Vittorio Morandini, Cronaca di un’amicizia, Edigraf, Roma, 2005. 

È la storia fedele che muove non da ispirazione unitaria di un patriottismo soltanto a parole e da un’amicizia al limite del sublime, bensì da una fattiva e intensa partecipazione a straordinari eventi tra innumerevoli sofferenze in una guerra che non le risparmia a vincitori e vinti. La morte dell’amatissimo Piero colpito da piombo nemico genera nel protagonista un angoscioso turbamento che lo accompagna tutta la vita, nell’incessante ricordo dei giorni trascorsi con l’amico del cuore, quando, ardimentosi entrambi, profondevano energie per il raggiungi mento dei loro ideali. Nell’estremo tentativo di salvarlo: «Quel corpo Vittorio sollevò con fatica, sotto quel corpo scivolò nel fango e l’acqua motosa entrò nella bocca del vivo e del morto; avvinti i due amici avanzarono lentissimi nella melma fino alla scarpata! Qui Vittorio cedette, la carne esausta, lo spirito affranto. Un pianto lungo, convulso, urlato, chino sopra l’amico che giaceva sulla riva del gran fiume con tutta la propria morte addosso.»

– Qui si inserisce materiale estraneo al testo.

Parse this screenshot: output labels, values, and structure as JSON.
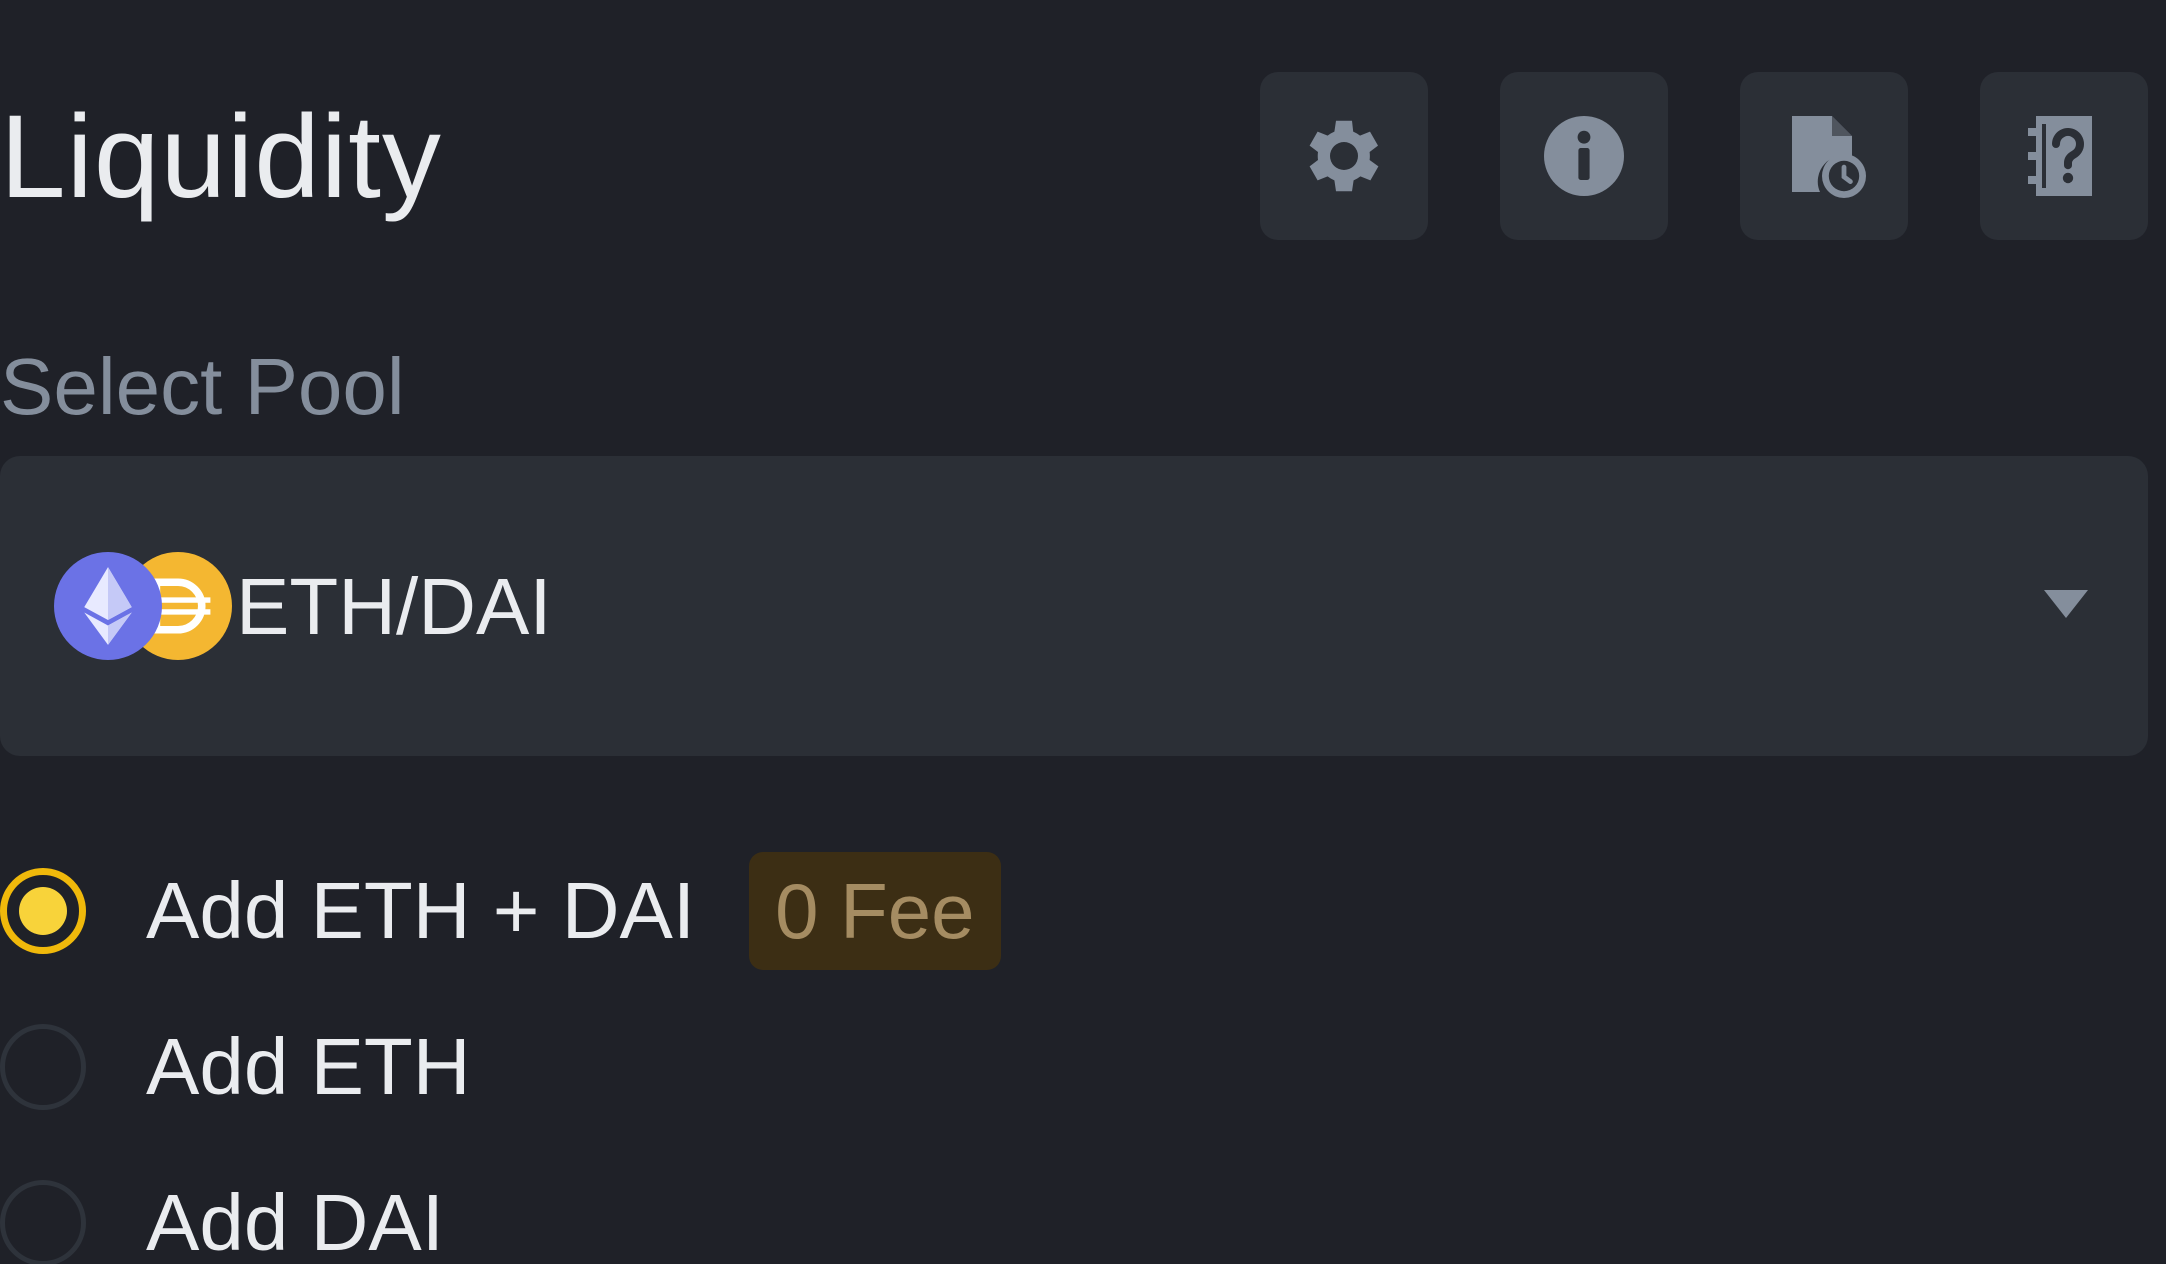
{
  "header": {
    "title": "Liquidity",
    "icons": [
      "gear-icon",
      "info-icon",
      "history-icon",
      "help-icon"
    ]
  },
  "pool": {
    "label": "Select Pool",
    "selected": "ETH/DAI",
    "tokens": [
      "ETH",
      "DAI"
    ]
  },
  "options": [
    {
      "label": "Add ETH + DAI",
      "badge": "0 Fee",
      "checked": true
    },
    {
      "label": "Add ETH",
      "checked": false
    },
    {
      "label": "Add DAI",
      "checked": false
    }
  ],
  "colors": {
    "background": "#1f2128",
    "panel": "#2b2f36",
    "accent": "#f0b90b",
    "eth": "#6b72e6",
    "dai": "#f4b731"
  }
}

Prodigo di ricordi, ora tristi ora lieti, l’Autore ce li fa conoscere attraverso carrellate di lontane memorie, con descrizioni che esaltano la sua narrazione ricca di rincorsi ideali, di audaci speranze, di affetti profondi ampiamente espressi anche nei fluidi versi di Momenti lirici, oltre che nella limpida prosa delle sue varie vicende. 

Particolare commozione suscita la raccolta dei miseri resti del citato Piero Menichetti sottratti all’inclemente incuria del tempo, dopo essere stati a lungo sul margine del Po, finché ricuperati e tumulati accanto a quelli del padre e della madre. Il tutto in un clima di religiosa compostezza, nel rimpianto struggente dell’adorato commilitone caduto nel fiore degli anni. 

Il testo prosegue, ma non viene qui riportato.